It's easy to take the awesome power of television for granted these days — with hundreds of channels, DVRs, and online TV viewing. But only 50 years ago, TV changed the face of American culture, delivering two of U.S. history's most significant moments: President John F. Kennedy's assassination (Nov. 22, 1963) and the Beatles performance on "The Ed Sullivan Show" 80 days later (Feb. 9, 1964).
At this year's Emmy Awards, six-time Emmy nominee Don Cheadle ("House of Lies") will present a special tribute to the TV milestones of 1963. It will explore the ties between JFK's assassination and the Beatles performance, which are often linked in the patchwork of the '60s.

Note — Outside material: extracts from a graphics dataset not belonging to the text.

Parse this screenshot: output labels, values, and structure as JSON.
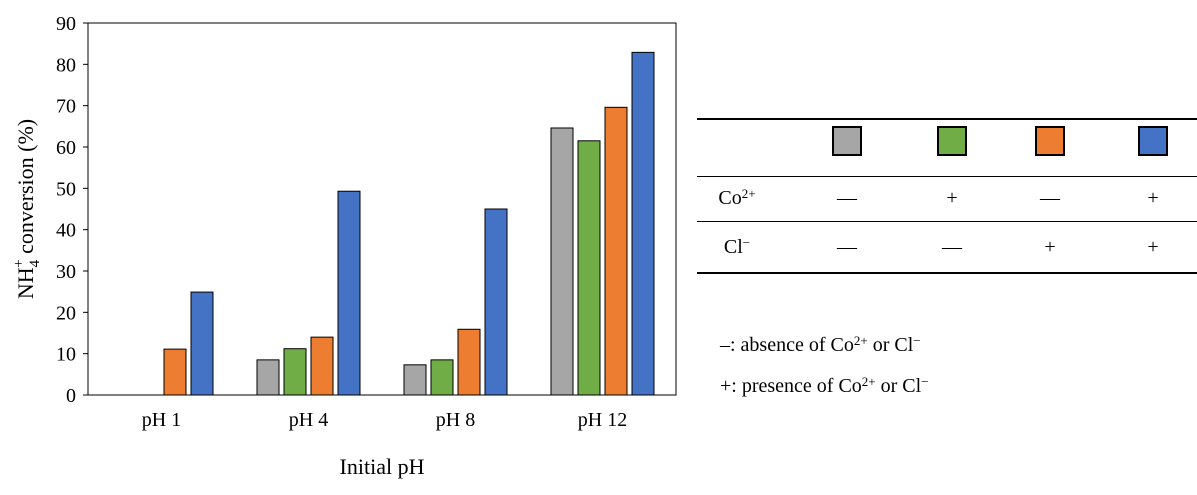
{
  "chart_data": {
    "type": "bar",
    "categories": [
      "pH 1",
      "pH 4",
      "pH 8",
      "pH 12"
    ],
    "series": [
      {
        "color": "#a6a6a6",
        "values": [
          0,
          8.5,
          7.3,
          64.6
        ]
      },
      {
        "color": "#70ad47",
        "values": [
          0,
          11.2,
          8.5,
          61.5
        ]
      },
      {
        "color": "#ed7d31",
        "values": [
          11.1,
          14.0,
          15.9,
          69.6
        ]
      },
      {
        "color": "#4472c4",
        "values": [
          24.9,
          49.3,
          45.0,
          82.9
        ]
      }
    ],
    "xlabel": "Initial pH",
    "ylabel_main": "NH",
    "ylabel_sub": "4",
    "ylabel_sup": "+",
    "ylabel_rest": " conversion (%)",
    "ylim": [
      0,
      90
    ],
    "yticks": [
      "0",
      "10",
      "20",
      "30",
      "40",
      "50",
      "60",
      "70",
      "80",
      "90"
    ],
    "grid": false
  },
  "legend_table": {
    "rows": [
      {
        "label_base": "Co",
        "label_sup": "2+",
        "marks": [
          "—",
          "+",
          "—",
          "+"
        ]
      },
      {
        "label_base": "Cl",
        "label_sup": "−",
        "marks": [
          "—",
          "—",
          "+",
          "+"
        ]
      }
    ]
  },
  "notes": {
    "absence": {
      "sym": "–",
      "text1": ": absence of Co",
      "sup1": "2+",
      "text2": " or Cl",
      "sup2": "−"
    },
    "presence": {
      "sym": "+",
      "text1": ": presence of Co",
      "sup1": "2+",
      "text2": " or Cl",
      "sup2": "−"
    }
  }
}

Post-tribute, six-time Grammy Award-winning artist Carrie Underwood will honor the era's music with a performance.
Other memorable TV moments from 1963 include Americans opting for TV news over newspapers for the first time, network newscasts expanding from 15 to 30 minutes, and the FCC approving at-home remote controls.
"To have an opportunity to look back at a time that represented television's finest hour in a program that celebrates so many of this year's achievements is what makes the Emmys special," said Executive Producer Ken Ehrlich. "We are certain that viewers will enjoy this special tribute."
The 65th Primetime Emmy Awards will air from the Nokia Theatre LA Live on Sunday, Sept. 22 at 8 p.m. on CBS.